Суда находились все еще на 1° севернее экватора, а Тумбес – почти в трехстах пятидесяти милях, и все же Писарро высаживает своих людей и начинает пеший марш на юг. Суда при этом идут с той же скоростью вдоль берега. После тринадцати дней скученного существования на трех маленьких суденышках, пытающихся пробиться против ветра при ненастной погоде, настроение в его войске, без сомнения, существенно упало. Кортес в подобной ситуации высадил бы своих людей на берег, позволил бы им размять слегка мускулы, вбил бы в их головы немного дисциплины, а затем посадил снова на корабли и продолжил путь к намеченной цели. Он, безусловно, не стал бы демонстрировать свои истинные намерения неспровоцированной атакой на небольшой городок. После трудного перехода через разлившиеся реки района Коаке Писарро позволил своим людям взять штурмом и разграбить незащищенный городок. Испанцам повезло, им досталось некоторое количество золота и серебра стоимостью в 20 000 песо, большая часть в виде примитивных украшений. Достались им также изумруды, но только Писарро и еще несколько человек, включая доминиканца, фрея Реджинальдо де Педрасу, оценили их реальную стоимость. Эта небольшая сиюминутная выгода стоила Писарро дружелюбия местных жителей и надежды застать неприятеля врасплох. Он отослал сокровища в Панаму на своих кораблях, надеясь, что столь скорый успех воодушевит людей присоединиться к нему, а сам продолжил свой марш на юг.

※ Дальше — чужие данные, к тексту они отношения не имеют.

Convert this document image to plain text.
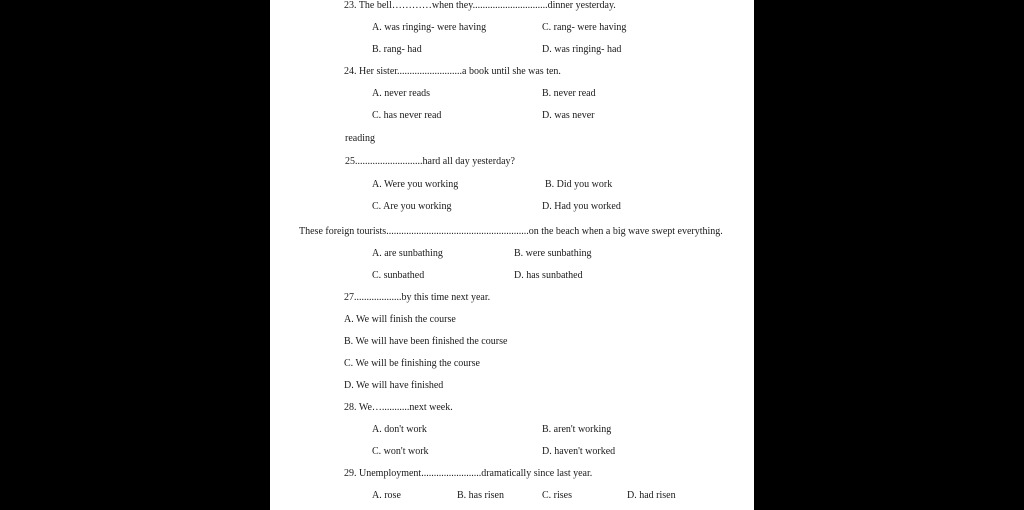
23. The bell…………when they..............................dinner yesterday.
A. was ringing- were having	C. rang- were having
B. rang- had	D. was ringing- had
24. Her sister..........................a book until she was ten.
A. never reads	B. never read
C. has never read	D. was never
reading
25...........................hard all day yesterday?
A. Were you working	B. Did you work
C. Are you working	D. Had you worked
These foreign tourists.........................................................on the beach when a big wave swept everything.
A. are sunbathing	B. were sunbathing
C. sunbathed	D. has sunbathed
27...................by this time next year.
A. We will finish the course
B. We will have been finished the course
C. We will be finishing the course
D. We will have finished
28. We…...........next week.
A. don't work	B. aren't working
C. won't work	D. haven't worked
29. Unemployment........................dramatically since last year.
A. rose	B. has risen	C. rises	D. had risen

Встреченные далее деревни оказались покинутыми, без людей и имущества. Как и в Новой Испании, войско Писарро носило защитные доспехи из стеганого хлопка, а всадники-кабальеро – стальные доспехи. Стояла ужасающая жара; солдаты, измученные тропическими ливнями и тучами насекомых, страдали от нарывов. Люди падали в обморок прямо на ходу, многие умирали; начало кампании оказалось совершенно бессмысленным, что мог бы понять любой военачальник. Тот факт, что испанцы смогли достичь залива Гуаякиль, многое говорит о выносливости и закалке испанской пехоты. Пуна показалась вполне подходящим местом для организации базы. Ее воинственные обитатели враждовали с Тумбесом, лежавшим всего в тридцати милях, за высокой южной оконечностью острова. После предварительно проведенных переговоров с изъявлением дружеских намерений все войско Писарро было переправлено на остров на бальсовых плотах. Здесь, на этом большом лесистом острове, в безопасности от внезапных атак, Писарро организовал лагерь и стал ждать подкреплений. Во время марша на юг к нему уже успели присоединиться два корабля, один с королевским казначеем и чиновниками администрации, опоздавшими присоединиться к экспедиции в Севилье, другой с тридцатью солдатами под командой капитана по имени Беналькасар.